# HELP!! been stuck on this question for so long it pains me

An alpha particle 6.7×10 ^−27kg is fired at the nucleus in a gold atom with a speed of 3.5×10^6ms−1. It bounces off at the same speed in the opposite direction. If the collision takes 10^−19s, what is the magnitude of the average force? Give your answer to 2 significant figures.

i got 0.2345 but for some reason its wrong, this was the help given "The alpha particle does not come to rest, so you need to use its final velocity to work out the change in momentum." Isaac physics needs a better way of helping students hahaha
Heya, personally I have no idea aha. But I gave this question a quick google and this is what I found: F delta(t) = m delta(v)
F ( 1E-19 s) = 6.7E-27 kg (3.5E6 m/s - (-3.5E-6 m/s)) = 4.69E-27
F = 4.69E-13 N or 4.7E-13 N to 2 sig figs

Hope that maybe helped?! :0
Original post by Swroop12
An alpha particle 6.7×10 ^−27kg is fired at the nucleus in a gold atom with a speed of 3.5×10^6ms−1. It bounces off at the same speed in the opposite direction. If the collision takes 10^−19s, what is the magnitude of the average force? Give your answer to 2 significant figures.
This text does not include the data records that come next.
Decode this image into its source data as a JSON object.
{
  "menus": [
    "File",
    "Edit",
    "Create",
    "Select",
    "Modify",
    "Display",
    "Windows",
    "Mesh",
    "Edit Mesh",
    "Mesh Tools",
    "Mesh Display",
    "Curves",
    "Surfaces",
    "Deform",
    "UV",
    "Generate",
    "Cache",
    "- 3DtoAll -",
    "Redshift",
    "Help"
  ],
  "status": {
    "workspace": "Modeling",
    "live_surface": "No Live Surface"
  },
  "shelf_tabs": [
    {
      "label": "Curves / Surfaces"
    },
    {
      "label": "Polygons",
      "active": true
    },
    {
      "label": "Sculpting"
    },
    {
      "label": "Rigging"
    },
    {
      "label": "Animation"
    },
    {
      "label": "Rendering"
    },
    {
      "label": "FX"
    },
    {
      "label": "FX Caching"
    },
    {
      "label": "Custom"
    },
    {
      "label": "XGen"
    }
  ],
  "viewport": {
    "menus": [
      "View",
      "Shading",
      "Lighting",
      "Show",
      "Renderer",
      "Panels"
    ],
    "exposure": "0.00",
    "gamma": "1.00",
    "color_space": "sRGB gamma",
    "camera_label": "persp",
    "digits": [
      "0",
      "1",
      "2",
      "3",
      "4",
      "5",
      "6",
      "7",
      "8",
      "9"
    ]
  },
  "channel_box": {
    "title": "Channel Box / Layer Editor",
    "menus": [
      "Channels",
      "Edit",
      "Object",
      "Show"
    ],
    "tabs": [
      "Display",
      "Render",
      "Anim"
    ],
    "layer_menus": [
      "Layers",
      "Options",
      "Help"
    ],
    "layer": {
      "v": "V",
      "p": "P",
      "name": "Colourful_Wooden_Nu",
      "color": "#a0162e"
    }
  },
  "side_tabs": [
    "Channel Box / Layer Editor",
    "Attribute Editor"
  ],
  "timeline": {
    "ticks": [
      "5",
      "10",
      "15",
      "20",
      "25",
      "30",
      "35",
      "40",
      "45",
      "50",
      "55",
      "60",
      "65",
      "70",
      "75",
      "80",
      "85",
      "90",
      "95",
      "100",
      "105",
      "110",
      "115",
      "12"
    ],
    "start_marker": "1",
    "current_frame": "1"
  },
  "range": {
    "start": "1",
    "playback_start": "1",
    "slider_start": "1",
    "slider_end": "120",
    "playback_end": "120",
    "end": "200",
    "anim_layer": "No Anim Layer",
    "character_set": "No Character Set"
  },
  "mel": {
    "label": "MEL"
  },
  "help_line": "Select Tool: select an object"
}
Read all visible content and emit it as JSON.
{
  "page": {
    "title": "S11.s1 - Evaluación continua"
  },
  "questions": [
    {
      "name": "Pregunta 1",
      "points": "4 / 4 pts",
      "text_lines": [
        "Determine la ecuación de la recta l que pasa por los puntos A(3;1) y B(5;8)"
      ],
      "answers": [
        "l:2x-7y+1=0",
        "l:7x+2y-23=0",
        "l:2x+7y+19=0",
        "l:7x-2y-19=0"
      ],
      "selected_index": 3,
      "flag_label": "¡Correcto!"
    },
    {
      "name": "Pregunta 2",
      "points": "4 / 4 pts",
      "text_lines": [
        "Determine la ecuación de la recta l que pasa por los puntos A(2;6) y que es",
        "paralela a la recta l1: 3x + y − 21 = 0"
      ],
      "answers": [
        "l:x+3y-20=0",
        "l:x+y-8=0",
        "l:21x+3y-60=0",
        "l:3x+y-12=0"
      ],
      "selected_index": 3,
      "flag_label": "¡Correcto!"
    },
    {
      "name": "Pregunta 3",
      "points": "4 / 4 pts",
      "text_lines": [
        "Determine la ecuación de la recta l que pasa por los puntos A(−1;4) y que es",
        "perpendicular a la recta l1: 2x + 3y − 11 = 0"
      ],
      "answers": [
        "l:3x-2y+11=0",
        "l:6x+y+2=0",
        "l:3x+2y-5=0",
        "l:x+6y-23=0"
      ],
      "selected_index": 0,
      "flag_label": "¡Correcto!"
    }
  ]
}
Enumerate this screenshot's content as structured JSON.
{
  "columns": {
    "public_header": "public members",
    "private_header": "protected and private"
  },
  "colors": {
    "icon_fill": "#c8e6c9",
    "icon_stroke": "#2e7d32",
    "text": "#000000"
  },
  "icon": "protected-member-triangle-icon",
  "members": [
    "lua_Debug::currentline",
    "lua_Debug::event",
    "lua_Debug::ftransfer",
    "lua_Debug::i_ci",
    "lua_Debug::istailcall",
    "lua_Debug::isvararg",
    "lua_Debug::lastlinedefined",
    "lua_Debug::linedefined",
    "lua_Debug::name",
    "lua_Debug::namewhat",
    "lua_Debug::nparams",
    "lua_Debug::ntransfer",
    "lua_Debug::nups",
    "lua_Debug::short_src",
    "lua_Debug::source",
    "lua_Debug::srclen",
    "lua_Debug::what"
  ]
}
i got 0.2345 but for some reason its wrong, this was the help given "The alpha particle does not come to rest, so you need to use its final velocity to work out the change in momentum." Isaac physics needs a better way of helping students hahaha

final velocity is the same so its just the same momentum again. Just need to add the two momentums to get the magnitude.
force is rate of change of momentum, so divide the change of momentum by the time taken.